ANGUS Brayshaw's shift to half-back has coincided with a growing belief across Narrm's playing group after last year's premiership win.

The 26-year-old – who has a third-place Brownlow finish as an inside midfielder under his belt – was shifted from the wing to defence at the start of the 2022 season after Christian Salem sustained a knee injury against the Western Bulldogs in round one.

He's now sitting first at the Dees for marks (8.5), third for average effective disposals (18.3) and third for intercepts (6.6).

Angus Brayshaw in action during Melbourne's win over West Coast in round nine, 2022. Picture: AFL Photos

"We've got some really good leaders back there. 'Maysy' (Steven May), (Jake) Lever and even Harrison Petty, some blokes who have been great in helping me set up. That's the attitude of our whole group, it's a team-first mindset, so whatever the team needs," Brayshaw told AFL.com.au.

"It's a little bit different, but I like to think it's a strength, the ability to adapt to roles. I'm not the quickest footballer out there, so to have decision-making and being able to read the game well is probably something I need to have in order to keep up, that translates well to that high half-back role when you're watching your forward, the ball and the contest.

"We've got some awesome defenders who have helped me out a heap, I'm just trying to play my role, not get in 'Maysy's' way and get yelled at too much, but so far, so good."

Brayshaw's win-loss before 2021 was 42-52 (including just five wins from 22 games in a tough 2019), but the last 18 months have swung right around to 72-1-56, capped off with the premiership triumph at the end of last year.

Angus Brayshaw celebrates after the Demons defeated the Bulldogs in the 2021 AFL Grand Final. Picture: Getty Images

The Dees are currently sitting undefeated with 10 victories, having won 17 on the trot.

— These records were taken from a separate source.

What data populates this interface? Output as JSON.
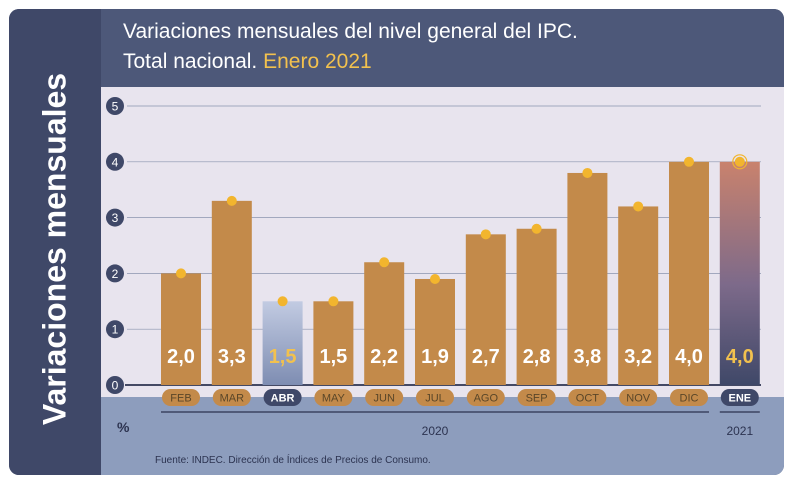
{
  "title": {
    "line1": "Variaciones mensuales del nivel general del IPC.",
    "line2_prefix": "Total nacional.",
    "line2_highlight": "Enero 2021"
  },
  "side_label": "Variaciones mensuales",
  "unit_label": "%",
  "source": "Fuente: INDEC. Dirección de Índices de Precios de Consumo.",
  "colors": {
    "bar": "#c38a4a",
    "bar_highlight": "#9aa7c8",
    "dot": "#f2b52e",
    "label_highlight": "#f2c14e",
    "pill": "#c38a4a",
    "pill_active": "#3f4868"
  },
  "chart_data": {
    "type": "bar",
    "title": "Variaciones mensuales del nivel general del IPC. Total nacional. Enero 2021",
    "ylabel": "Variaciones mensuales",
    "unit": "%",
    "ylim": [
      0,
      5
    ],
    "yticks": [
      0,
      1,
      2,
      3,
      4,
      5
    ],
    "categories": [
      "FEB",
      "MAR",
      "ABR",
      "MAY",
      "JUN",
      "JUL",
      "AGO",
      "SEP",
      "OCT",
      "NOV",
      "DIC",
      "ENE"
    ],
    "values": [
      2.0,
      3.3,
      1.5,
      1.5,
      2.2,
      1.9,
      2.7,
      2.8,
      3.8,
      3.2,
      4.0,
      4.0
    ],
    "value_labels": [
      "2,0",
      "3,3",
      "1,5",
      "1,5",
      "2,2",
      "1,9",
      "2,7",
      "2,8",
      "3,8",
      "3,2",
      "4,0",
      "4,0"
    ],
    "highlighted": [
      "ABR",
      "ENE"
    ],
    "year_groups": [
      {
        "label": "2020",
        "categories": [
          "FEB",
          "MAR",
          "ABR",
          "MAY",
          "JUN",
          "JUL",
          "AGO",
          "SEP",
          "OCT",
          "NOV",
          "DIC"
        ]
      },
      {
        "label": "2021",
        "categories": [
          "ENE"
        ]
      }
    ]
  }
}
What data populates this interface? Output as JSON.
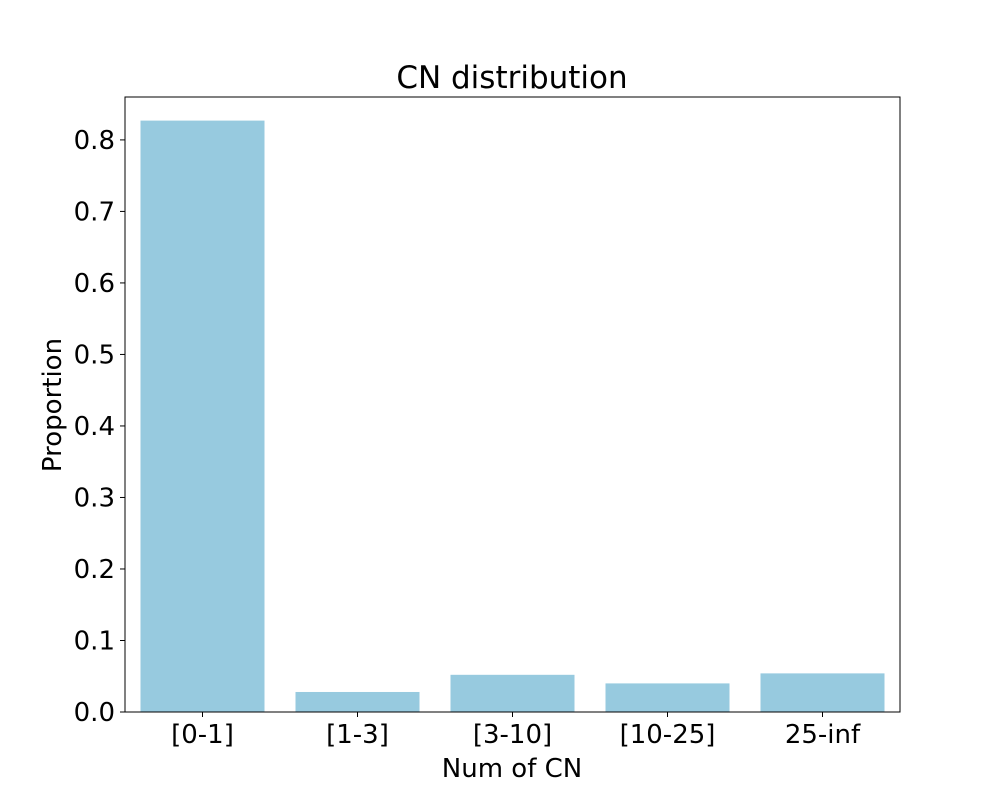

"It's night and day, chalk and cheese. It's hard to put into words, but it's a powerful feeling. On the other side of the coin, you can feel like nothing's going right and you get out there and it feels a bit hopeless at times,” Brayshaw said.

"Things are never perfect on the footy field, the coaches are big on that; don't expect perfection, mop up on mistakes and don't get too worried about hitting every kick. But in the past if you missed a kick, it was one of those days, whereas now we just reset, we know we can win, and it's a calming influence over the team.

"You look at a team like North who are really frantic and swarm round the contest, and we were really calm and absorbed the pressure and backed ourselves in instead of panicking.

"We've worked really hard to get to that point. It's my eighth year and in the first six, we didn't really have that sense of belief and confidence."